Fabric only accepts Entra ID (Azure AD) auth, not SQL logins. Pick one of:

**Service principal** — for CI:
```bash
export DATACONTRACT_SQLSERVER_AUTHENTICATION=ActiveDirectoryServicePrincipal
export DATACONTRACT_SQLSERVER_CLIENT_ID=<app-registration-client-id>
export DATACONTRACT_SQLSERVER_CLIENT_SECRET=<client-secret>
```

**User password** — Entra ID username + password (no MFA):
```bash
export DATACONTRACT_SQLSERVER_AUTHENTICATION=ActiveDirectoryPassword
export DATACONTRACT_SQLSERVER_USERNAME=jane.doe@acme.com
export DATACONTRACT_SQLSERVER_PASSWORD=...
```

**Interactive** — opens a browser, for local dev only:
```bash
export DATACONTRACT_SQLSERVER_AUTHENTICATION=ActiveDirectoryInteractive
export DATACONTRACT_SQLSERVER_USERNAME=jane.doe@acme.com
```

The same env vars work for a regular on-prem SQL Server; switch `DATACONTRACT_SQLSERVER_AUTHENTICATION=sql` and supply `DATACONTRACT_SQLSERVER_USERNAME` / `DATACONTRACT_SQLSERVER_PASSWORD`.
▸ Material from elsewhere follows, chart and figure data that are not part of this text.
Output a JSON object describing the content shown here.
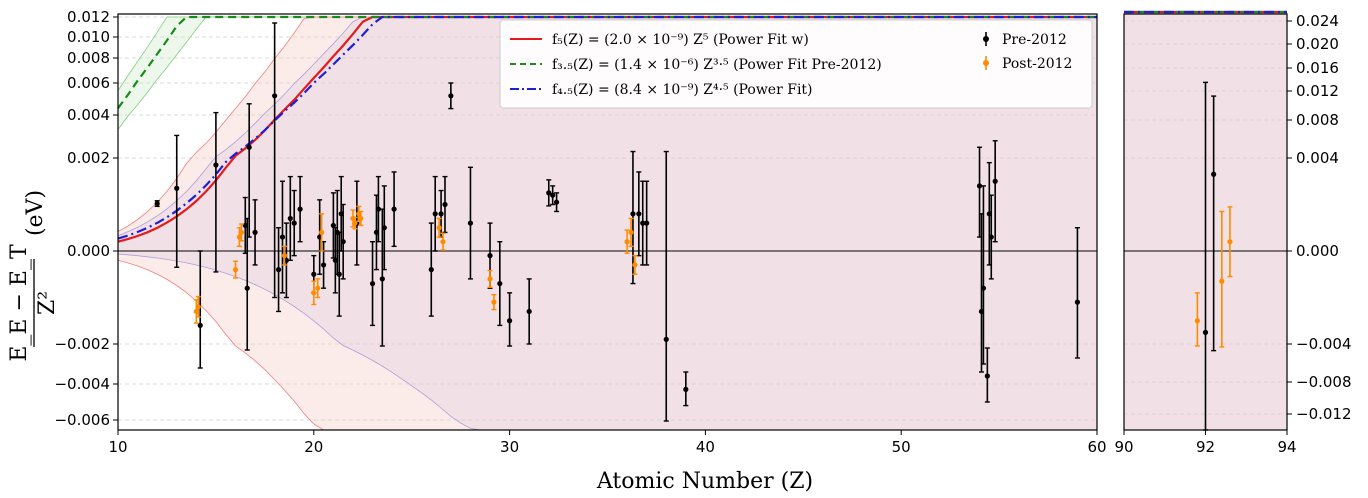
{
  "chart_data": [
    {
      "panel": "main",
      "type": "scatter",
      "xlabel": "Atomic Number (Z)",
      "ylabel": "(E_E − E_T)/Z² (eV)",
      "ylabel_fraction": {
        "numerator": "E_E − E_T",
        "denominator": "Z²",
        "unit": "(eV)"
      },
      "xlim": [
        10,
        60
      ],
      "y_scale": "symlog-like (nonlinear)",
      "xticks": [
        "10",
        "20",
        "30",
        "40",
        "50",
        "60"
      ],
      "yticks": [
        "0.012",
        "0.010",
        "0.008",
        "0.006",
        "0.004",
        "0.002",
        "0.000",
        "−0.002",
        "−0.004",
        "−0.006"
      ],
      "grid": "horizontal dashed",
      "zero_line": true,
      "legend_placement": "top-center",
      "legend": [
        {
          "label": "f₅(Z) = (2.0 × 10⁻⁹) Z⁵ (Power Fit w)",
          "style": "solid",
          "color": "#e41a1c"
        },
        {
          "label": "f₃.₅(Z) = (1.4 × 10⁻⁶) Z³·⁵ (Power Fit Pre-2012)",
          "style": "dashed",
          "color": "#1a8a1a"
        },
        {
          "label": "f₄.₅(Z) = (8.4 × 10⁻⁹) Z⁴·⁵ (Power Fit)",
          "style": "dashdot",
          "color": "#1f1fd6"
        },
        {
          "label": "Pre-2012",
          "style": "marker",
          "color": "#000000"
        },
        {
          "label": "Post-2012",
          "style": "marker",
          "color": "#ff8c00"
        }
      ],
      "fits": [
        {
          "name": "f5",
          "coef": 2e-09,
          "power": 5,
          "color": "#e41a1c",
          "dash": "",
          "width": 2.2
        },
        {
          "name": "f3.5",
          "coef": 1.4e-06,
          "power": 3.5,
          "color": "#1a8a1a",
          "dash": "8 5",
          "width": 2.2
        },
        {
          "name": "f4.5",
          "coef": 8.4e-09,
          "power": 4.5,
          "color": "#1f1fd6",
          "dash": "10 4 2 4",
          "width": 2.2
        }
      ],
      "series": [
        {
          "name": "Pre-2012",
          "color": "#000000",
          "points": [
            [
              12,
              0.00102,
              6e-05
            ],
            [
              13,
              0.00135,
              0.0017
            ],
            [
              14.2,
              -0.0016,
              0.0016
            ],
            [
              15,
              0.00185,
              0.0023
            ],
            [
              16.5,
              0.00055,
              0.0006
            ],
            [
              16.6,
              -0.0008,
              0.0015
            ],
            [
              16.7,
              0.0025,
              0.0022
            ],
            [
              17,
              0.0004,
              0.0007
            ],
            [
              18,
              0.0052,
              0.0062
            ],
            [
              18.2,
              -0.0004,
              0.0009
            ],
            [
              18.4,
              0.0003,
              0.0012
            ],
            [
              18.6,
              -0.0002,
              0.0008
            ],
            [
              18.8,
              0.0007,
              0.0009
            ],
            [
              19,
              0.0006,
              0.0007
            ],
            [
              19.3,
              0.0009,
              0.0007
            ],
            [
              20,
              -0.0005,
              0.0004
            ],
            [
              20.3,
              0.0003,
              0.0008
            ],
            [
              20.5,
              -0.0003,
              0.0005
            ],
            [
              21,
              0.00055,
              0.0007
            ],
            [
              21.1,
              -0.0002,
              0.0007
            ],
            [
              21.2,
              0.0004,
              0.0009
            ],
            [
              21.3,
              -0.0005,
              0.0009
            ],
            [
              21.4,
              0.0008,
              0.0008
            ],
            [
              21.5,
              0.0002,
              0.0008
            ],
            [
              22.2,
              0.0006,
              0.0009
            ],
            [
              23,
              -0.0007,
              0.0009
            ],
            [
              23.2,
              0.0004,
              0.0008
            ],
            [
              23.3,
              0.0009,
              0.0007
            ],
            [
              23.5,
              -0.0006,
              0.0015
            ],
            [
              23.6,
              0.0005,
              0.0009
            ],
            [
              24.1,
              0.0009,
              0.0008
            ],
            [
              26,
              -0.0004,
              0.001
            ],
            [
              26.2,
              0.0008,
              0.0008
            ],
            [
              26.5,
              0.0008,
              0.0005
            ],
            [
              26.7,
              0.001,
              0.0006
            ],
            [
              27,
              0.0052,
              0.0008
            ],
            [
              28,
              0.0006,
              0.0012
            ],
            [
              29,
              -0.0001,
              0.0007
            ],
            [
              29.5,
              -0.0007,
              0.0009
            ],
            [
              30,
              -0.0015,
              0.0006
            ],
            [
              31,
              -0.0013,
              0.0007
            ],
            [
              32,
              0.00125,
              0.00028
            ],
            [
              32.2,
              0.0012,
              0.0002
            ],
            [
              32.4,
              0.00105,
              0.0002
            ],
            [
              36.3,
              0.0008,
              0.0015
            ],
            [
              36.6,
              0.0008,
              0.0009
            ],
            [
              36.8,
              0.0006,
              0.0009
            ],
            [
              37,
              0.0006,
              0.0009
            ],
            [
              38,
              -0.0019,
              0.0042
            ],
            [
              39,
              -0.0043,
              0.0009
            ],
            [
              54,
              0.0014,
              0.0011
            ],
            [
              54.1,
              -0.0013,
              0.0021
            ],
            [
              54.2,
              -0.0008,
              0.0022
            ],
            [
              54.4,
              -0.0036,
              0.0014
            ],
            [
              54.5,
              0.0008,
              0.0011
            ],
            [
              54.6,
              0.0003,
              0.0009
            ],
            [
              54.8,
              0.0015,
              0.0013
            ],
            [
              59,
              -0.0011,
              0.0016
            ]
          ]
        },
        {
          "name": "Post-2012",
          "color": "#ff8c00",
          "points": [
            [
              14,
              -0.0013,
              0.00025
            ],
            [
              14.1,
              -0.0012,
              0.00022
            ],
            [
              16,
              -0.0004,
              0.00018
            ],
            [
              16.2,
              0.0003,
              0.0002
            ],
            [
              16.3,
              0.0004,
              0.00018
            ],
            [
              18.5,
              -0.0001,
              0.0002
            ],
            [
              20,
              -0.0009,
              0.00025
            ],
            [
              20.2,
              -0.0008,
              0.0002
            ],
            [
              20.4,
              0.0004,
              0.0004
            ],
            [
              22,
              0.0007,
              0.00018
            ],
            [
              22.1,
              0.0006,
              0.00012
            ],
            [
              22.3,
              0.0008,
              0.00016
            ],
            [
              22.4,
              0.0007,
              0.00015
            ],
            [
              26.4,
              0.0005,
              0.0002
            ],
            [
              26.6,
              0.0002,
              0.00018
            ],
            [
              29,
              -0.0006,
              0.00018
            ],
            [
              29.2,
              -0.0011,
              0.00016
            ],
            [
              36,
              0.0002,
              0.00025
            ],
            [
              36.2,
              0.0004,
              0.0003
            ],
            [
              36.4,
              -0.0003,
              0.0002
            ]
          ]
        }
      ]
    },
    {
      "panel": "right",
      "type": "scatter",
      "xlim": [
        90,
        94
      ],
      "xticks": [
        "90",
        "92",
        "94"
      ],
      "yticks": [
        "0.024",
        "0.020",
        "0.016",
        "0.012",
        "0.008",
        "0.004",
        "0.000",
        "−0.004",
        "−0.008",
        "−0.012"
      ],
      "y_axis_side": "right",
      "series": [
        {
          "name": "Pre-2012",
          "color": "#000000",
          "points": [
            [
              92,
              -0.0035,
              0.017
            ],
            [
              92.2,
              0.0033,
              0.008
            ]
          ]
        },
        {
          "name": "Post-2012",
          "color": "#ff8c00",
          "points": [
            [
              91.8,
              -0.003,
              0.0012
            ],
            [
              92.4,
              -0.0013,
              0.003
            ],
            [
              92.6,
              0.0004,
              0.0015
            ]
          ]
        }
      ]
    }
  ]
}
Install ODBC Driver 18 locally (`brew install msodbcsql18` on macOS, `apt-get install msodbcsql18` on Debian/Ubuntu) before running.

## Constraints

- **Read-only against the warehouse.** This skill runs `datacontract test` which executes `SELECT` queries; it never writes. Do not invoke `datacontract publish`, `datacontract export`, or `entropy-data datacontracts put` from this skill.
- **No edits to contracts or models.** If a test fails, surface it — do not auto-patch the contract to make it pass. That defeats the purpose.
- **No credential sourcing.** If env vars are missing, tell the user; don't read them from `.env`, `~/.aws`, or anywhere else on the user's behalf.
- **Idempotent**: re-running the skill produces the same report against the same data. Failures from rules that depend on time (freshness, row-count windows) are expected to drift — note that in the failure detail when relevant.